Digital Pathology (DP) has experienced a significant growth in recent years and has become an essential tool for diagnosing and prognosis of tumors. The availability of Whole Slide Images (WSIs) and the implementation of Deep Learning (DL) algorithms have paved the way for the appearance of Artificial Intelligence (AI) systems that support the diagnosis process. These systems require extensive and varied data for their training to be successful. However, creating labeled datasets in histopathology is laborious and time-consuming. We have developed a crowdsourcing-multiple instance labeling/learning protocol that is applied to the creation and use of the CR-AI4SkIN dataset. CR-AI4SkIN contains 271 WSIs of 7 Cutaneous Spindle Cell (CSC) neoplasms with expert and non-expert labels at region and WSI levels. It is the first dataset of these types of neoplasms made available. The regions selected by the experts are used to learn an automatic extractor of Regions of Interest (ROIs) from WSIs. To produce the embedding of each WSI, the representations of patches within the ROIs are obtained using a contrastive learning method, and then combined. Finally, they are fed to a Gaussian process-based crowdsourcing classifier, which utilizes the noisy non-expert WSI labels. We validate our crowdsourcing-multiple instance learning method in the CR-AI4SkIN dataset, addressing a binary classification problem (malign vs. benign). The proposed method obtains an F1 score of 0.7911 on the test set, outperforming three widely used aggregation methods for crowdsourcing tasks. Furthermore, our crowdsourcing method also outperforms the supervised model with expert labels on the test set (F1-score = 0.6035). The promising results support the proposed crowdsourcing multiple instance learning annotation protocol. It also validates the automatic extraction of interest regions and the use of contrastive embedding and Gaussian process classification to perform crowdsourcing classification tasks.

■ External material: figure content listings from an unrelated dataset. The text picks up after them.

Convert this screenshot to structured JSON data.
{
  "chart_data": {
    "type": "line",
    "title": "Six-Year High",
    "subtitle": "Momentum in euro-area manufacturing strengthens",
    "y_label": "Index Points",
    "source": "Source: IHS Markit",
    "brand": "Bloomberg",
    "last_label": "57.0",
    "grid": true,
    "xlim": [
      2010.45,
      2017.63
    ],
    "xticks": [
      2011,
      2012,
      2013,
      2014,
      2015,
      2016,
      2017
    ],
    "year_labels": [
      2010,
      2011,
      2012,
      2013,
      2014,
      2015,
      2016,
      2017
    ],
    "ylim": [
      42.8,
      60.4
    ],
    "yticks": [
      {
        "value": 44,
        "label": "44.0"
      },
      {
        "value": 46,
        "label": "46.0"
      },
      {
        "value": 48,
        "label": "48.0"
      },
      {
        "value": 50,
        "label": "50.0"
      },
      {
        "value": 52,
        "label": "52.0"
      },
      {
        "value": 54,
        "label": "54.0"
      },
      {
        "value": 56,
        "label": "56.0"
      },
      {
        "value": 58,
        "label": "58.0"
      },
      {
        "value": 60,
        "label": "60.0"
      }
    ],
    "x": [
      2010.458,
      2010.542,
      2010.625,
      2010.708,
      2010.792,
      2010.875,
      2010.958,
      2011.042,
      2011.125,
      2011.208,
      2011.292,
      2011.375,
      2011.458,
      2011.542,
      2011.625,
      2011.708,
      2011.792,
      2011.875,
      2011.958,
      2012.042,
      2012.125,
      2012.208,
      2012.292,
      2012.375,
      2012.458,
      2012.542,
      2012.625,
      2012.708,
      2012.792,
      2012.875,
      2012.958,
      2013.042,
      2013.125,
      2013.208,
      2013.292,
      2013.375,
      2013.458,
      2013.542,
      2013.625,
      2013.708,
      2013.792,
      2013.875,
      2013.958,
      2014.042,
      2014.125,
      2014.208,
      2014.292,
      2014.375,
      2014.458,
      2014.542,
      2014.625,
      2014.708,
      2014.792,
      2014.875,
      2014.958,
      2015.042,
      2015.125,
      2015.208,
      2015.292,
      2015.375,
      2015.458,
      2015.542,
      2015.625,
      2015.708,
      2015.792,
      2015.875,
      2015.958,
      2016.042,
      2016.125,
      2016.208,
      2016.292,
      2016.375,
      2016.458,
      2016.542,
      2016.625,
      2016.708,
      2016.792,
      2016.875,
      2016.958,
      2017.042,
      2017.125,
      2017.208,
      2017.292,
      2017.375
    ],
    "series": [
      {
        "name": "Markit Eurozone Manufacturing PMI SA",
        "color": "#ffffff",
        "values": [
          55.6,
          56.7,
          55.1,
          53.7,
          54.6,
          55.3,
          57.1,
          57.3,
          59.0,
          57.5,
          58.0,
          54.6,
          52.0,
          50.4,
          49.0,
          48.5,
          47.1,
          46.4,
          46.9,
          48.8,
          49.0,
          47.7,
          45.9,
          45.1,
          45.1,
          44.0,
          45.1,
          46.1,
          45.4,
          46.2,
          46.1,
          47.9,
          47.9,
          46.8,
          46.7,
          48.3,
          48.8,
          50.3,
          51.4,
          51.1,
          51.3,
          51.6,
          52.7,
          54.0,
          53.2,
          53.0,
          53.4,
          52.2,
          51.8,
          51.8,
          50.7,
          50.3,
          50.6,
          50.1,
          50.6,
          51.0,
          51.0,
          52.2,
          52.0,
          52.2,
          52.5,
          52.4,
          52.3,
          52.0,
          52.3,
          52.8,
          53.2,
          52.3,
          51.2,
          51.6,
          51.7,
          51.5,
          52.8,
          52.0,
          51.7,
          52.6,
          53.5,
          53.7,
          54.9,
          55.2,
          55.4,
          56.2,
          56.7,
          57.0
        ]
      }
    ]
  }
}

数字病理学(DP)近年来发展迅速,已成为肿瘤诊断和预后的重要工具。全切片图像(WSI)的可用性和深度学习(DL)算法的实施为支持诊断过程的人工智能(AI)系统的出现铺平了道路。这些系统需要广泛而多样的数据进行培训才能成功。然而,在组织病理学中创建标记数据集是费力且耗时的。我们开发了一种众包-多实例标记/学习协议,该协议应用于创建和使用 CR-AI4SkIN 数据集。CR-AI4SkIN 包含 7 个皮肤梭形细胞(CSC)肿瘤的 271 个 WSI,具有区域和 WSI 级别的专家和非专家标签。这是首次提供此类肿瘤的数据集。专家选择的区域用于学习从 WSI 自动提取感兴趣区域(ROI)的自动提取器。为了生成每个 WSI 的嵌入,使用对比学习方法从 ROI 内的斑块获得表示,然后进行组合。最后,它们被馈送到基于高斯过程的众包分类器中,该分类器利用嘈杂的非专家 WSI 标签。我们在 CR-AI4SkIN 数据集上验证了我们的众包多实例学习方法,解决了二元分类问题(恶性与良性)。所提出的方法在测试集上获得了 0.7911 的 F1 分数,优于三种广泛用于众包任务的聚合方法。此外,我们的众包方法在测试集上也优于具有专家标签的监督模型(F1 分数= 0.6035)。有希望的结果支持所提出的众包多实例学习注释协议。它还验证了自动提取感兴趣区域以及使用对比嵌入和高斯过程分类来执行众包分类任务的有效性。